Donegal County Councillor
- In office June 1999 – June 2019
- Constituency: Glenties

Personal details
- Born: October 1949 County Donegal, Ireland
- Died: 27 August 2026 (aged 76) Letterkenny, Ireland
- Party: Fianna Fáil
- Education: Gormanston College
- Profession: Accountant

= Enda Bonner =

Irish politician and sportsperson (1949–2026)

Enda Bonner (October 1949 – 27 August 2026) was an Irish Fianna Fáil politician and sportsperson. He was a councillor for the Glenties electoral area of Donegal County Council from 1999 to 2019. Bonner was also a Senator from 1997 to 2002. He unsuccessfully contested the 1997 general election in Donegal South-West.

Bonner played for the Donegal county football team. He was a senior partner in an auditors and accountants firm based in Letterkenny.

In March 2021, he gave an interview to the Donegal News in which he commented on Fianna Fáil and the party's members of the Oireachtas. He described Barry Cowen and Dara Calleary as "good people" whom party leader Micheál Martin had "got rid of" and Niall Collins as "another good man". However, he said Charlie McConalogue and Niall Blaney's favouring of a coalition with Fine Gael was due to self-interest.
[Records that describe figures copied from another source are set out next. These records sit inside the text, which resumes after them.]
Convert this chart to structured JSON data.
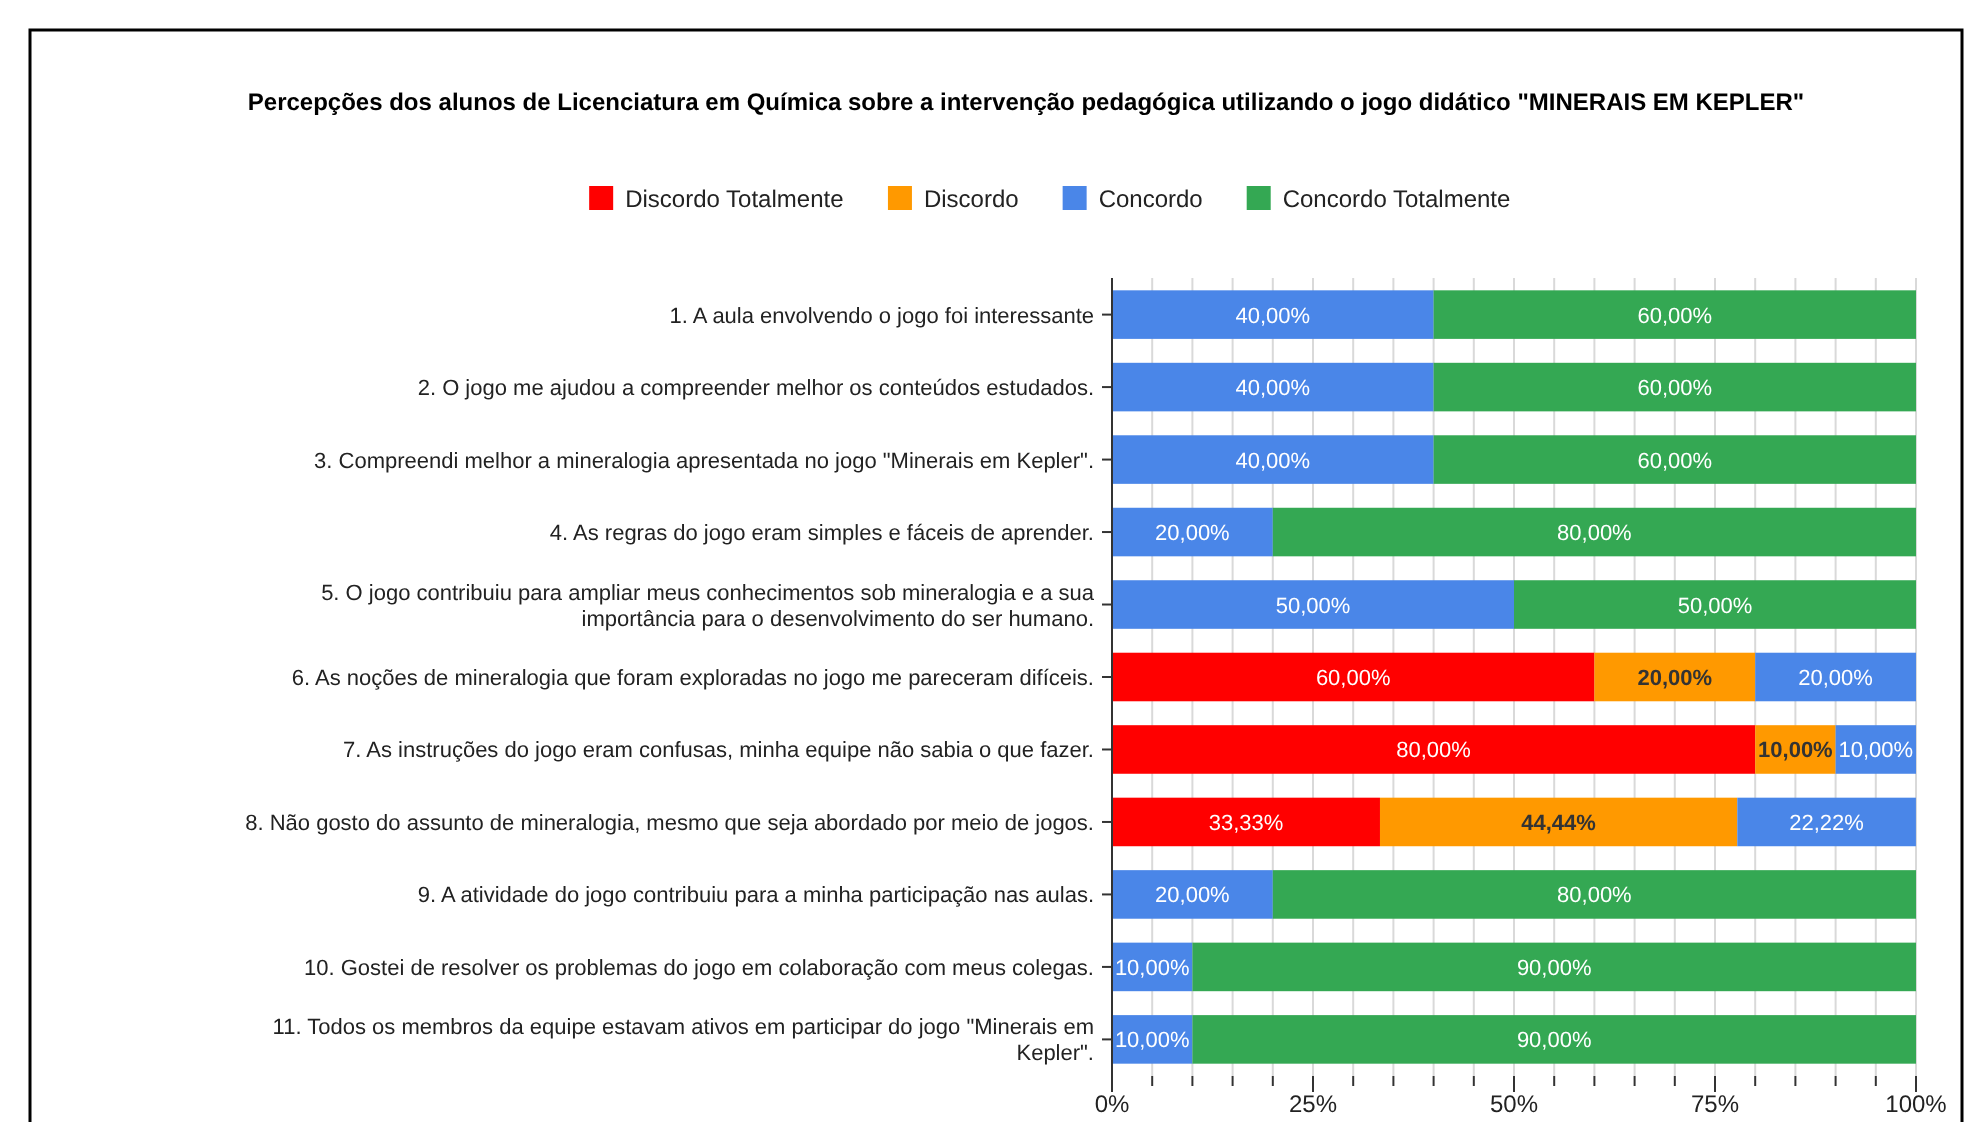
{
  "chart_data": {
    "type": "bar",
    "orientation": "horizontal",
    "stacked": true,
    "title": "Percepções dos alunos de Licenciatura em Química sobre a intervenção pedagógica utilizando o jogo didático \"MINERAIS EM KEPLER\"",
    "categories": [
      "1. A aula envolvendo o jogo foi interessante",
      "2. O jogo me ajudou a compreender melhor os conteúdos estudados.",
      "3. Compreendi melhor a mineralogia apresentada no jogo \"Minerais em Kepler\".",
      "4. As regras do jogo eram simples e fáceis de aprender.",
      "5. O jogo contribuiu para ampliar meus conhecimentos sob mineralogia e a sua importância para o desenvolvimento do ser humano.",
      "6. As noções de mineralogia que foram exploradas no jogo me pareceram difíceis.",
      "7. As instruções do jogo eram confusas, minha equipe não sabia o que fazer.",
      "8. Não gosto do assunto de mineralogia, mesmo que seja abordado por meio de jogos.",
      "9. A atividade do jogo contribuiu para a minha participação nas aulas.",
      "10. Gostei de resolver os problemas do jogo em colaboração com meus colegas.",
      "11. Todos os membros da equipe estavam ativos em participar do jogo \"Minerais em Kepler\"."
    ],
    "series": [
      {
        "name": "Discordo Totalmente",
        "color": "#ff0000",
        "values": [
          null,
          null,
          null,
          null,
          null,
          60,
          80,
          33.33,
          null,
          null,
          null
        ],
        "value_labels": [
          null,
          null,
          null,
          null,
          null,
          "60,00%",
          "80,00%",
          "33,33%",
          null,
          null,
          null
        ]
      },
      {
        "name": "Discordo",
        "color": "#ff9900",
        "values": [
          null,
          null,
          null,
          null,
          null,
          20,
          10,
          44.44,
          null,
          null,
          null
        ],
        "value_labels": [
          null,
          null,
          null,
          null,
          null,
          "20,00%",
          "10,00%",
          "44,44%",
          null,
          null,
          null
        ]
      },
      {
        "name": "Concordo",
        "color": "#4a86e8",
        "values": [
          40,
          40,
          40,
          20,
          50,
          20,
          10,
          22.22,
          20,
          10,
          10
        ],
        "value_labels": [
          "40,00%",
          "40,00%",
          "40,00%",
          "20,00%",
          "50,00%",
          "20,00%",
          "10,00%",
          "22,22%",
          "20,00%",
          "10,00%",
          "10,00%"
        ]
      },
      {
        "name": "Concordo Totalmente",
        "color": "#34a853",
        "values": [
          60,
          60,
          60,
          80,
          50,
          null,
          null,
          null,
          80,
          90,
          90
        ],
        "value_labels": [
          "60,00%",
          "60,00%",
          "60,00%",
          "80,00%",
          "50,00%",
          null,
          null,
          null,
          "80,00%",
          "90,00%",
          "90,00%"
        ]
      }
    ],
    "xlim": [
      0,
      100
    ],
    "xticks": [
      {
        "value": 0,
        "label": "0%"
      },
      {
        "value": 5,
        "label": null
      },
      {
        "value": 10,
        "label": null
      },
      {
        "value": 15,
        "label": null
      },
      {
        "value": 20,
        "label": null
      },
      {
        "value": 25,
        "label": "25%"
      },
      {
        "value": 30,
        "label": null
      },
      {
        "value": 35,
        "label": null
      },
      {
        "value": 40,
        "label": null
      },
      {
        "value": 45,
        "label": null
      },
      {
        "value": 50,
        "label": "50%"
      },
      {
        "value": 55,
        "label": null
      },
      {
        "value": 60,
        "label": null
      },
      {
        "value": 65,
        "label": null
      },
      {
        "value": 70,
        "label": null
      },
      {
        "value": 75,
        "label": "75%"
      },
      {
        "value": 80,
        "label": null
      },
      {
        "value": 85,
        "label": null
      },
      {
        "value": 90,
        "label": null
      },
      {
        "value": 95,
        "label": null
      },
      {
        "value": 100,
        "label": "100%"
      }
    ],
    "grid": "x",
    "legend": "top"
  }
}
He criticised the appointment of Stephen Donnelly as Minister for Health but also criticised the timing of opposition from within Fianna Fáil to Micheál Martin continuing as Taoiseach.

Bonner died on 27 August 2026, at the age of 76. He was a cousin of former international goalkeeper, Packie Bonner. He was chairman of his local GAA club.